Après un rapide regonflage, nous repartons en direction de la station-service
du village afin de palier à ce nouveau problème en attendant une solution plus
durable. Et c'est à Puerto Madryn,
une ville à 80km au Sud que nous serons contraints de retourner afin de faire
apposer un patch à l'endroit de notre réparation. Juan, le mécanicien, nous
garantit une durée de vie aussi longue que celle de la roue. C'est donc confiant
que nous pouvons entamer notre dernière étape avant Montevideo : Buenos Aires.
Nous essayons de retrouver la trace de nos amis avec qui
nous ne nous sommes pas dit au revoir, pensant l'un et l'autre se retrouver à Puerto Madryn dans la journée.
Mais après plusieurs messages en vain, nous prenons finalement la route vers le
nord, le coeur lourd et quelque peu contrariés de cette séparation impromptue.
Mais après avoir pu écouter notre message vocal et repéré
notre stationnement de ce soir, ils décident de modifier leur itinéraire afin
de nous retrouver une dernière fois avant leur retour en France. De quoi nous
remplir une nouvelle fois de bonheur. Nous sommes très touchés par cette marque
d'amitié et sommes tout autant heureux à l'écoute du récit de leur journée.
Après nous avoir quittés à la station-service, ils ont eu la joie de nager avec
des lions de mer. Une expérience qui vient nous rappeler celle que nous avions
vécue aux Galápagos. Leur sourire est communicatif et malgré la nuit tombée et
l'heure tardive, il vient illuminer ces derniers moments ensemble.
11 février.
3 jours après cette dernière étreinte avec
Marine et Thomas, et quelques arrêts au passage nous permettant de profiter une
dernière fois des lions de mer et des perruches très présentes le long de la
côte, les premiers arbres de la verdoyante ville de Buenos Aires nous offrent désormais
leur ombre le temps de notre séjour ici.
Le vent s'est enfin calmé et la chaleur est au rendez-vous
mais heureusement supportable.
À peine arrivés, nous nous dirigeons vers la société de
transport maritime afin d'envisager une traversée directe vers Colonia de
Sacramento qui nous permettrait d'éviter un détour de 300km par la route. Mais
le tarif prohibitif nous fera changer d'avis... et l'avenir proche viendra nous
confirmer que nous avons pris la bonne décision.
12 février.
Nous commençons cette journée, frustrés à l'idée
de ne passer que 3 jours à explorer cette capitale dans laquelle nous nous
sentons si bien.
Le taxi nous dépose dans le réputé et coloré quartier de la
Boca.
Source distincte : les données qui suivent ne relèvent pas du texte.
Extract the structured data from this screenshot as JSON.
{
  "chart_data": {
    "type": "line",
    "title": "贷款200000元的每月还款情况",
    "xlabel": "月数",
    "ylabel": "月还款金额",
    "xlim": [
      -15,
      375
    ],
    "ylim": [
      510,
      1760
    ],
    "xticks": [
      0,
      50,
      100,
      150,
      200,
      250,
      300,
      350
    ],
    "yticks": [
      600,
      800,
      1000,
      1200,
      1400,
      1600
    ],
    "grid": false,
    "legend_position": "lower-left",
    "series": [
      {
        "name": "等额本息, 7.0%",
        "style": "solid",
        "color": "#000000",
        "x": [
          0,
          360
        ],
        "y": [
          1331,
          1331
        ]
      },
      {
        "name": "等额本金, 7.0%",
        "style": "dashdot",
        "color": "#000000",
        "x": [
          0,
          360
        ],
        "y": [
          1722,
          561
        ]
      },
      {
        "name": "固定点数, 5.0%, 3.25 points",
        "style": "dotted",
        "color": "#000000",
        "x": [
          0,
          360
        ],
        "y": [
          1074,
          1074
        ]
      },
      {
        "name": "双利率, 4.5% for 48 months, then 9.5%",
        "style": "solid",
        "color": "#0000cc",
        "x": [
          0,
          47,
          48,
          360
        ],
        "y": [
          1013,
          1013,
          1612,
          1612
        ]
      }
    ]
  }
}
Très populaire et désormais très touristique, ces façades métalliques ou
de bois peintes par ses habitants, en font désormais un incontournable de la
capitale.
Au pied du célèbre stade CABJ, les statues de joueurs de
foot réputés, dont le fameux Maradona, offrent aux enfants des photos souvenir
qui les amusent.
Pendant cette journée, on se laisse porter par les
différents quartiers de la ville, depuis le marché d'antiquités jusqu'à
l'obélisque de la place centrale, en passant par des passages couverts et les
grandes avenues. On se plaît dans cette ville à l'architecture très variée et à
l'atmosphère aussi envoûtante que ses multiples danseurs de Tango.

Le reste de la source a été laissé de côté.